Em particular, a UE enfrentou vários desafios nos últimos anos, incluindo a crise da Zona Euro, a gestão da migração e a emergência de movimentos anti-euro e populistas em vários Estados-Membros. Estes fatores contribuíram para um clima político complexo e alimentaram o euroceticismo em algumas partes da União.

O Brexit foi uma manifestação dessa complexidade, resultante de uma combinação de fatores econômicos e sociais inerentes, sobretudo, à identidade e soberania nacionais. As perdas econômicas e o caos político que o Reino Unido enfrentou após o Brexit evidenciaram as dificuldades e consequências de tal decisão.

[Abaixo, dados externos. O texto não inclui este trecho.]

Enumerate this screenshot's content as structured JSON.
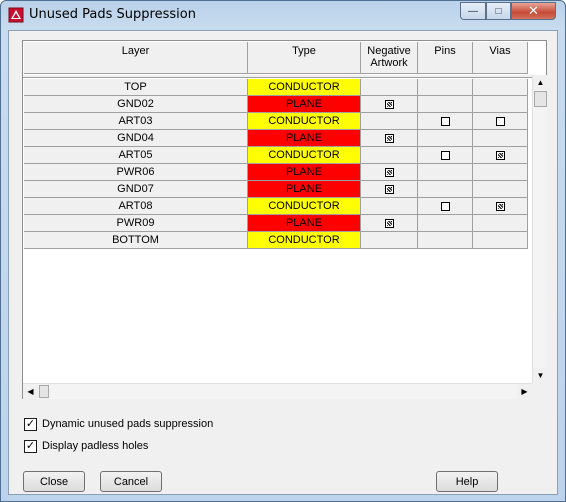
{
  "window": {
    "title": "Unused Pads Suppression",
    "close_glyph": "✕",
    "min_glyph": "—",
    "max_glyph": "□"
  },
  "grid": {
    "columns": {
      "layer": "Layer",
      "type": "Type",
      "negative_artwork": "Negative\nArtwork",
      "pins": "Pins",
      "vias": "Vias"
    },
    "rows": [
      {
        "layer": "TOP",
        "type": "CONDUCTOR",
        "negative": null,
        "pins": null,
        "vias": null
      },
      {
        "layer": "GND02",
        "type": "PLANE",
        "negative": true,
        "pins": null,
        "vias": null
      },
      {
        "layer": "ART03",
        "type": "CONDUCTOR",
        "negative": null,
        "pins": false,
        "vias": false
      },
      {
        "layer": "GND04",
        "type": "PLANE",
        "negative": true,
        "pins": null,
        "vias": null
      },
      {
        "layer": "ART05",
        "type": "CONDUCTOR",
        "negative": null,
        "pins": false,
        "vias": true
      },
      {
        "layer": "PWR06",
        "type": "PLANE",
        "negative": true,
        "pins": null,
        "vias": null
      },
      {
        "layer": "GND07",
        "type": "PLANE",
        "negative": true,
        "pins": null,
        "vias": null
      },
      {
        "layer": "ART08",
        "type": "CONDUCTOR",
        "negative": null,
        "pins": false,
        "vias": true
      },
      {
        "layer": "PWR09",
        "type": "PLANE",
        "negative": true,
        "pins": null,
        "vias": null
      },
      {
        "layer": "BOTTOM",
        "type": "CONDUCTOR",
        "negative": null,
        "pins": null,
        "vias": null
      }
    ],
    "colors": {
      "conductor": "#ffff00",
      "plane": "#ff0000"
    }
  },
  "options": {
    "dynamic_label": "Dynamic unused pads suppression",
    "dynamic_checked": true,
    "padless_label": "Display padless holes",
    "padless_checked": true
  },
  "buttons": {
    "close": "Close",
    "cancel": "Cancel",
    "help": "Help"
  }
}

Por um lado, isto reforçou, de um modo geral, a unidade dos membros da União Europeia, que reconheceram a necessidade de enfrentar desafios comuns e reforçar a integração europeia. Por outro lado, apresentou à UE a necessidade de reformas estruturais destinadas à flexibilidade da ordem jurídica europeia.
 
Entrevista Nota 10 — Como você encara o surgimento e o fortalecimento de outras comunidades internacionais de países, como o Mercosul?

Benedetta Ubertazzi — A emergência e o fortalecimento de comunidades internacionais de países, como no Mercosul, representam uma tendência significativa no contexto das relações internacionais.

De uma perspectiva global, o surgimento de comunidades internacionais de nações pode ser visto como um reflexo da disposição dos governos em colaborar e enfrentar desafios comuns por meio da integração regional. Essas comunidades geralmente visam promover o comércio, o investimento e a mobilidade entre os países membros, com o objetivo de estimular o crescimento econômico e melhorar o bem-estar de suas populações.

Ao mesmo tempo, a emergência de comunidades internacionais de países também pode apresentar desafios. Por exemplo, podem surgir dificuldades na gestão de diferenças entre Estados-Membros, tais como diferenças políticas, econômicas ou sociais, mas estas não devem desencorajá-los a empreender nessas iniciativas, que também oferecem oportunidades valiosas de desenvolvimento.
 
Entrevista Nota 10 — Que importância a UNIMIB confere ao intercâmbio com universidades não europeias, como é o caso da Universidade de Fortaleza?

Benedetta Ubertazzi — A Universidade de Milão-Bicocca atribui um papel fundamental aos intercâmbios com universidades não europeias e trabalha ativamente para os promover, garantindo numerosas bolsas de estudo em programas como o Erasmus para professores e estudantes.

A interação e colaboração com universidades não europeias, como a Universidade de Fortaleza, permitem estabelecer pontes e vínculos com diferentes sistemas educacionais, culturas e contextos acadêmicos. Isso promove a diversidade e a inclusão, oferecendo perspectivas globais e enriquecendo o cenário acadêmico dentro da UNIMIB.

Além disso, esses intercâmbios enriquecem a experiência estudantil, promovem a colaboração acadêmica e a pesquisa internacional, assim como contribuem para a formação de cidadãos globais conscientes dos desafios e oportunidades em nível mundial.